You might want to try out our tilehut.js server. It basically does all what you need = hosting vector tiles and comes with nice examples / docs ... and is in combination with openshift it is a 5 min setup thing. Please have a look:

https://github.com/b-g/tilehut https://github.com/b-g/tilehut/tree/master/examples/simplemap_vector https://github.com/b-g/tilehut#your-own-hosted-tileserver-in-5-minutes

3

Super later, but now GeoServer serves pbf's (vector tile format)

1
  • 3
    Friendly advice, avoid Geoserver until you have absolutely no other way.
    – Sanctus
    Commented Nov 25, 2019 at 18:31
1

Other options you can consider for tile serving;

Tegola (Written in Go)

Tiler

There's a nice introduction to this topic here

0

See Vector tiles on GCS for a Google Cloud Platform serverless solution similar to AWS S3.

0

You can now use mbtiles-s3-server (full disclosure: written by me) to serve an mbtiles file from a (versioned) S3 bucket

Taking a few bits from its README:

  1. Install pip install mbtiles-s3-server

  2. Copy the mbtiles file to another database with a high page size.
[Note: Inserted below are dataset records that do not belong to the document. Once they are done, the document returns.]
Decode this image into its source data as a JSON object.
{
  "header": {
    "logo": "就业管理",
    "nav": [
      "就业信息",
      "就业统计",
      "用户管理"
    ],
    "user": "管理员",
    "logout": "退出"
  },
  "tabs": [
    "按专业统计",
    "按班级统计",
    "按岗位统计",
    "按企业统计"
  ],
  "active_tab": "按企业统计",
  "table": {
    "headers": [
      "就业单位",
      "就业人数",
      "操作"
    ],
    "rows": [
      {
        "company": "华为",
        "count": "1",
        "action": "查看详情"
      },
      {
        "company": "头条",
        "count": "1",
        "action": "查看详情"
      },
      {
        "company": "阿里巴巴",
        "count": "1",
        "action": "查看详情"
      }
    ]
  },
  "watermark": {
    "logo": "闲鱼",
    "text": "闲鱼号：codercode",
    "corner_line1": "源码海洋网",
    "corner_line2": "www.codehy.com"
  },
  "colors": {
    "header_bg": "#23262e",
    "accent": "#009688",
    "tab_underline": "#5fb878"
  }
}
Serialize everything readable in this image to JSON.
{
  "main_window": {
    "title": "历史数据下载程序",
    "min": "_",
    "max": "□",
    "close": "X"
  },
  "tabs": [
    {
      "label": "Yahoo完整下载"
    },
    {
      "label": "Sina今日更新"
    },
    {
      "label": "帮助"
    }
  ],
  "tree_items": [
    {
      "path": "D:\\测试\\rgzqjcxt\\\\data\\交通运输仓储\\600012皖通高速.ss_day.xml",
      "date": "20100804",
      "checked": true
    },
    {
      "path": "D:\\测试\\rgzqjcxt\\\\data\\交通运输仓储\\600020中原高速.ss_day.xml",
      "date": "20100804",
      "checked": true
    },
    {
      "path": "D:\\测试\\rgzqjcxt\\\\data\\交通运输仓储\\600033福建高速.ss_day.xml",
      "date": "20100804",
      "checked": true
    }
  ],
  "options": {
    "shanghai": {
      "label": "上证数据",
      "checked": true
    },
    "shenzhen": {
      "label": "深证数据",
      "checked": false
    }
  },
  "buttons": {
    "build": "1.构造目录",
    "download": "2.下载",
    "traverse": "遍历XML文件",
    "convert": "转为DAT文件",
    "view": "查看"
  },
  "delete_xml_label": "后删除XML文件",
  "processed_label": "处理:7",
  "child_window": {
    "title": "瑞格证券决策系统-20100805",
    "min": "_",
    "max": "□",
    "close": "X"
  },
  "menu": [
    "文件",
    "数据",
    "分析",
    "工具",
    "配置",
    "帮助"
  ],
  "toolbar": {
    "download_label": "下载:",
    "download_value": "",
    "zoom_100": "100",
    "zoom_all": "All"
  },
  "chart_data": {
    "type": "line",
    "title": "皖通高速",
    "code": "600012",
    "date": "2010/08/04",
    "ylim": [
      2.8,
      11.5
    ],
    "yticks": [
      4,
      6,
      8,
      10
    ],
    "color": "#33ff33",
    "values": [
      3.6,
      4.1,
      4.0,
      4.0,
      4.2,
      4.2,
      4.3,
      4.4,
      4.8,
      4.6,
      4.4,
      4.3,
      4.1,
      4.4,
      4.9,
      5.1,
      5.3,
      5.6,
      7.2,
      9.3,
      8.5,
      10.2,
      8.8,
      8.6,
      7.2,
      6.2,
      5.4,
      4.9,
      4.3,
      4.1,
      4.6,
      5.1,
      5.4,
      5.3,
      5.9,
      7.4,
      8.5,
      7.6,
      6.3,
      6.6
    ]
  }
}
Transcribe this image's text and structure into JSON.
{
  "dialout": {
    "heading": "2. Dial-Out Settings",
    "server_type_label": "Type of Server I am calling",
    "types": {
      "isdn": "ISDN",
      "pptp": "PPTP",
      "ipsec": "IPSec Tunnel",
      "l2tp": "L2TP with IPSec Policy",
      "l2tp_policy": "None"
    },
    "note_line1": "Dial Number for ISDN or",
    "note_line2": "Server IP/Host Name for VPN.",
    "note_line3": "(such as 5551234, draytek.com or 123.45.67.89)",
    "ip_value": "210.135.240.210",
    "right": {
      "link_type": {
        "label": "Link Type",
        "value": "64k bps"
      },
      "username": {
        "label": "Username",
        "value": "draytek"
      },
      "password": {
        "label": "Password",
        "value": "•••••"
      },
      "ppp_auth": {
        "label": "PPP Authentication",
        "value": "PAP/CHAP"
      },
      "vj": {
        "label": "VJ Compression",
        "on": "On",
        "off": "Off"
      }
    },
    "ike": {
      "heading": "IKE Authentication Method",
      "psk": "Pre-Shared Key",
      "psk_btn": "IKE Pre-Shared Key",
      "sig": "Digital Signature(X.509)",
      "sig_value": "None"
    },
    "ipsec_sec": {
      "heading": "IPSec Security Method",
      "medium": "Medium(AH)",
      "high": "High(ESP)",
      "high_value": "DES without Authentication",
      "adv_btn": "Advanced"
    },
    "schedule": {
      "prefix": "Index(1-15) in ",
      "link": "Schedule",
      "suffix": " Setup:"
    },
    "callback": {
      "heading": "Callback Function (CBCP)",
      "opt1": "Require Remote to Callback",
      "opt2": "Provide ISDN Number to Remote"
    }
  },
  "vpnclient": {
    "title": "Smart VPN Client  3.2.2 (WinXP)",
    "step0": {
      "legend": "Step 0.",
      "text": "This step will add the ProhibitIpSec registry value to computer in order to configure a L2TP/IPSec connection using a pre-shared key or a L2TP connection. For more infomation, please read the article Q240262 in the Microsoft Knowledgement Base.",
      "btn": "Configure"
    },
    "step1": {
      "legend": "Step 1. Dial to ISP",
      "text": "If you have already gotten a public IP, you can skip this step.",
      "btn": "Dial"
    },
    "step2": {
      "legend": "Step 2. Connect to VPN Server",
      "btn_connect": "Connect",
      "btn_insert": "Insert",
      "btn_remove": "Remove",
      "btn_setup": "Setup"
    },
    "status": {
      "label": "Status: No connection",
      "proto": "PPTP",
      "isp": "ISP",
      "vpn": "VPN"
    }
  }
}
Say your mbtiles file is mytiles.mbtiles, then create mytiles-65536.mbtiles with:

    sqlite3 my-map.mbtiles "PRAGMA page_size=65536; VACUUM INTO 'mytiles-65536.mbtiles';"
    
  3. Upload this to S3, say to https://my-bucket.s3.eu-west-2.amazonaws.com/mytiles-65536.mbtiles

  4. Start the server with the credentials of a user that has get GetObject and GetObjectVersion on this object

    PORT=8080 \
    MBTILES__1__URL=https://my-bucket.s3.eu-west-2.amazonaws.com/mytiles-65536.mbtiles \
    MBTILES__1__MIN_ZOOM=0 \
    MBTILES__1__MAX_ZOOM=14 \
    MBTILES__1__IDENTIFIER=mytiles \
    MBTILES__1__VERSION=1.0.0 \
    AWS_REGION=eu-west-2 \
    AWS_ACCESS_KEY_ID=AKIAIOSFODNN7EXAMPLE \
    AWS_SECRET_ACCESS_KEY=wJalrXUtnFEMI/K7MDENG/bPxRfiCYEXAMPLEKEY \
    HTTP_ACCESS_CONTROL_ALLOW_ORIGIN="*" \
      python -m mbtiles_s3_server
    

Then xyz vector tiles will then be visible at http://localhost:8080/v1/tiles/[email protected]/{z}/{x}/{y}.mvt.

There are also OpenMapTiler style files available that can point to this tileset (and so would only make sense if your vector tiles uses the OpenMapTile schema). For example http://localhost:8080/v1/styles/[email protected]/[email protected]&[email protected]

0

I'm using tile.stream to upload my datasets and get mapbox vector tiles hosted and on demand, they've a pretty good free tier.